Trenta milioni di tonnellate in un anno in tutta Italia, circa 500 chilogrammi a testa. Tanti sono i rifiuti prodotti nel Bel Paese. Un problema? Forse un’opportunità. Visto che nella gestione dei rifiuti molti Paesi hanno visto una occasione per produrre energia elettrica e acqua calda, con gli impianti di incenerimento di seconda e terza generazione, i cosiddetti termovalorizzatori.
In Europa ce ne sono circa 500 attivi, spesso inseriti in contesti urbani, come nel caso di Vienna, Parigi, Londra, Copenaghen, Montecarlo, Amburgo e Amsterdam. In Italia ce ne sono solo una quarantina, l’ultimo realizzato otto anni fa, a Parma, gestito da una delle maggiori multi-utilities, Iren. Poi la politica – e la burocrazia per conseguenza – si è distinta, come spesso purtroppo accade, in battaglie di retroguardia. Quando era vicepremier Luigi Di Maio si fece ricordare per aver bollato l’ipotesi di allargare il parco dei termovalorizzatori con una dichiarazione che non prevedeva contraddittorio: “Roba vintage”. Peccato che in Europa non sia così. E peccato che Chicco Testa – che di queste cose se ne intende – avesse reclamato la necessità di almeno altri dieci termovalorizzatori in Italia, magari al Centro e al Sud, dove si producono e si esportano rifiuti e dove – al netto di qualche caso d’eccellenza, come quello di Acerra – questi impianti sono una rarità.

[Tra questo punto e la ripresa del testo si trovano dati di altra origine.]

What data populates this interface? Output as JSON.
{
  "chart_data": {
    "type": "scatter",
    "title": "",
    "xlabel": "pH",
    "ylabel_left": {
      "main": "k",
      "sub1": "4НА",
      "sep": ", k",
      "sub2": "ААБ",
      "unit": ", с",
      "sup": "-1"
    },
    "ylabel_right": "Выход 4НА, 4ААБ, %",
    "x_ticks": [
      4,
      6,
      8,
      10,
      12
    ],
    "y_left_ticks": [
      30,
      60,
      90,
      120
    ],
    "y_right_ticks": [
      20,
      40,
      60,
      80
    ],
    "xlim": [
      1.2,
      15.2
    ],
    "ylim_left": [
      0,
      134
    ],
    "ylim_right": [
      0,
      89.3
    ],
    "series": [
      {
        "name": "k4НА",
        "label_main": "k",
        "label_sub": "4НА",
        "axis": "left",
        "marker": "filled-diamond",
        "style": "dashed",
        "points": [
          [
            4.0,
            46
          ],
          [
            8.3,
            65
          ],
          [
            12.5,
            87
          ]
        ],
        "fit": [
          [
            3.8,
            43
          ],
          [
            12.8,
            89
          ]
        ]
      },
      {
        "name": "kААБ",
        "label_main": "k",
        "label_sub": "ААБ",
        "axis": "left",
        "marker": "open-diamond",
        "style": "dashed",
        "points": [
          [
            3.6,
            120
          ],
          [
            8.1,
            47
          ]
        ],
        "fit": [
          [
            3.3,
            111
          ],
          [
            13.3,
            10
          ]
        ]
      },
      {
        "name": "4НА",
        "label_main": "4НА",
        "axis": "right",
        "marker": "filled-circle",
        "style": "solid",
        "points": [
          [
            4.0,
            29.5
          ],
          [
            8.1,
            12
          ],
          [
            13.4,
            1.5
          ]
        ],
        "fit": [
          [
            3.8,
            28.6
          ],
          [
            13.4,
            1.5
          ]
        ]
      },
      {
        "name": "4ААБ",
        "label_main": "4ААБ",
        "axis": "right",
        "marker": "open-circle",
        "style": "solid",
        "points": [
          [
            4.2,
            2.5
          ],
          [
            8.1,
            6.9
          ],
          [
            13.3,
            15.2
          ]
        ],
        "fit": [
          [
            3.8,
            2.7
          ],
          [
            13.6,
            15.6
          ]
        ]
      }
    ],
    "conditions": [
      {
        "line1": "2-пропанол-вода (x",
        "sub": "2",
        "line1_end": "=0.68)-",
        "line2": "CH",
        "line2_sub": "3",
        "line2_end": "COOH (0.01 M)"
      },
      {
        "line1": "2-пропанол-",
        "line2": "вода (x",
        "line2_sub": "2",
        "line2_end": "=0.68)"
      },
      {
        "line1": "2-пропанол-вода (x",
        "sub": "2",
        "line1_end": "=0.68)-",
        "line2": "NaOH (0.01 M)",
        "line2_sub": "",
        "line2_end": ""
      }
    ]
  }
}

Riaprire il “caso” rifiuti-energia elettrica non è una questione peregrina, nell’orizzonte della crisi energetica che ci affligge e ci affliggerà. Potrebbe determinarsi un circolo virtuoso capace di offrire ai territori e alle comunità locali un’occasione di smaltimento controllato dei rifiuti, accanto al riciclo, e una opportunità di generazione di energia alternativa, oltre alla possibilità di diffondere il teleriscaldamento.
Tutte cose ovvie e note da anni, a Brescia per esempio, ma che un ambientalismo poco informato e poco attento all’evoluzione tecnologica ha etichettato come produzione di diossina e polveri sottili. Non è così.
L’inceneritore di Brescia, il termovalorizzatore urbano probabilmente più grande d’Italia – su cui A2A sta investendo 100 milioni di euro per farlo più grande – attivo dal 1998 produce energia elettrica per il fabbisogno di 200 mila famiglie, fornendo 60 mila appartamenti raggiunti attraverso una “rete di teleriscaldamento di oltre 630 chilometri. Recupera ogni anno energia termica ed elettrica da circa 700 mila tonnellate di rifiuti non riciclabili e ha consentito di evitare 13 discariche da 1 milione di tonnellate di rifiuti.
L’esempio di Brescia, di Acerra, di Parma resta confinato tra le “robe vintage” secondo troppi politici. E continuiamo a esportare circa 3 milioni di tonnellate di rifiuti speciali, di cui 1 milione di rifiuti pericolosi, e circa mezzo milione di tonnellate di rifiuti urbani: un fenomeno in crescita, una assurdità ambientale ed economica. Negli ultimi tempi poi i prezzi di conferimento all’estero sono aumentati, peraltro verso realtà industriali che in Italia non si riescono nemmeno a realizzare, ubicate in Paesi ritenuti da molti modello di sostenibilità ecologica, come Germania e Svezia.
La sostenibilità è una parola che rischia spesso di essere solo un argomento da salotto. L’emergenza energetica è invece una drammatica realtà. Così come la gestione del ciclo dei rifiuti (con le nuove criticità degli imballaggi, vista la crescita dell’e-commerce), da sottrarre a un’economia criminale o almeno opaca. La raccolta differenziata e il riciclo sono una tappa necessaria, ma lo smaltimento che porta all’incenerimento – e quindi alla valorizzazione energetica della combustione – resta un’opportunità da non perdere. La condizione è, anche in questo caso, la rimozione delle abitudini al no, e una valorizzazione delle capacità di gestione virtuosa a livello territoriale. Il chilometro zero potrebbe non essere solo l’obiettivo di una filiera di qualità agroindustriale e commerciale, ma un’occasione per un nuovo sviluppo energetico alternativo, nell’orizzonte di una tenuta maggiore di imprese e famiglie nelle comunità locali.